Pour comprendre la pensée du professeur Sankharé, il faut remonter à la colonisation française. L’historien ghanéen Adu Boahen a soutenu que la colonisation n’a été qu’une simple parenthèse de l’histoire africaine puisqu’elle n’a pas eu beaucoup d’impacts sur l’arrière-pays. La thèse de Boahen est plus plausible dans les anciennes colonies britanniques où les Africains avaient une certaine marge de manœuvre en ce qui concernait l’éducation en langues locales et la gestion du pouvoir politique. Voilà pourquoi le Kiswahili, le Yoruba, le Setswana sont devenus des langues officielles au Kenya, au Nigeria et au Botswana, en plus de l’anglais, toujours considéré comme langue de prestige. Voilà pourquoi sur le plan de la diversité linguistique, les pays africains anglophones sont en avance sur ceux francophones et lusophones dont le monolinguisme à l’écrit fait partie des causes de leur sous-développement.
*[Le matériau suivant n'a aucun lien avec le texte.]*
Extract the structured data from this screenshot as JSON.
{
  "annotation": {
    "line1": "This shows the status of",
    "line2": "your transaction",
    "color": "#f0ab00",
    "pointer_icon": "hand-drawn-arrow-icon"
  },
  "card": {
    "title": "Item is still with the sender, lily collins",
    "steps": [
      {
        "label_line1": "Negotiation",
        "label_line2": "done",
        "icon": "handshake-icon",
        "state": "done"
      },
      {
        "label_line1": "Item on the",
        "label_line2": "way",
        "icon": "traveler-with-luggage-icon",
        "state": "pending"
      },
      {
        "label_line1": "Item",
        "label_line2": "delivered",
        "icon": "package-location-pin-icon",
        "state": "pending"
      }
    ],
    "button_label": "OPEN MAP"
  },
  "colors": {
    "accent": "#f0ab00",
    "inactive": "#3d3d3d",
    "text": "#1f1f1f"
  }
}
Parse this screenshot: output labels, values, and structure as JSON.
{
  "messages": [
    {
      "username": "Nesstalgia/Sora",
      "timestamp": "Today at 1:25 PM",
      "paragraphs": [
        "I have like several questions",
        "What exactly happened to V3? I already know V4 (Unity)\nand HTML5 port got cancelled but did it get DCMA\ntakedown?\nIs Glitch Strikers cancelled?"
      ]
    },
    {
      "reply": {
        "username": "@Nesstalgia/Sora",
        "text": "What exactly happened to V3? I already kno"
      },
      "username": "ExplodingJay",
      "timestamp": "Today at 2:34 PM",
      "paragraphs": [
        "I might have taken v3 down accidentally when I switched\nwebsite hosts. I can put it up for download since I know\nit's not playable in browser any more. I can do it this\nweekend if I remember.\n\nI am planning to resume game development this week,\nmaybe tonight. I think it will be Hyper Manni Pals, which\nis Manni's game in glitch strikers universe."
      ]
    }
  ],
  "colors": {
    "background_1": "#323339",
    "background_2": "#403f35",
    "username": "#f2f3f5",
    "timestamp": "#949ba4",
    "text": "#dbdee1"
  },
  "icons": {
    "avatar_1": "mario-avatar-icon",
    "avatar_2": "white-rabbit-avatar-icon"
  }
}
Pour le cas francophone, sénégalais en particulier, la politique d’assimilation a beaucoup, sinon plus, marqué les populations urbaines (Saint-Louis et Dakar par exemples) que celles rurales (du sud et du sud-est, zones conquises que dans le tard). Mais, je crois fondamentalement qu’à des degrés divers, la colonisation s’est fait et continue de se faire sentir dans l’ensemble du pays grâce à l’institution scolaire. La colonisation française avait permis, malgré le colonisateur, d’éduquer le colonisé pour lui faire porter la cause coloniale au plus profond des pays, relayant ainsi l’effort de conquête à moindres coûts. L’élite politique avec beaucoup d’instituteurs reconvertis, reprenait dans le même temps les méthodes violentes de gouvernance héritées du colonisateur: l’inclination à donner des ordres aux « subalternes », la politique de la chicotte, la tenue vestimentaire, la prononciation des lettres à la bourgeoisie parisienne, etc.
Le français est une langue fascinante nous révèle le héros Samba Diallo de L’Aventure ambigüe, et je pense qu’à des niveaux différents, Blaise Diagne, Lamine Guèye, Senghor et beaucoup d’autres enseignants sont à mettre dans ce groupe d’« évolués »-intermédiaires qui, de nationalité française il faut le rappeler, illustraient pleinement l’importance de parler la langue du colonisateur pour se faire accepter par lui aussi bien en
Afrique qu’en Hexagone. C’est la logique du coup double : servir très loyalement le dominant tout en se montrant avocat ou porte-parole du peuple opprimé. Mais, je crois fondamentalement, qu’apprécier le côté petit marquis poudré de la culture française est un choix personnel à ne pas juger, mais faire la promotion d’une langue étrangère en milieu africain est une trahison au peuple, la majorité sans voix « officielle », puisque cette option politique relève soit d’un complexe d’infériorité à bannir ou d’un désir d’autopromotion individuelle fait dans le but de préserver des intérêts particuliers de classe, de famille, et ce, le plus longtemps possible.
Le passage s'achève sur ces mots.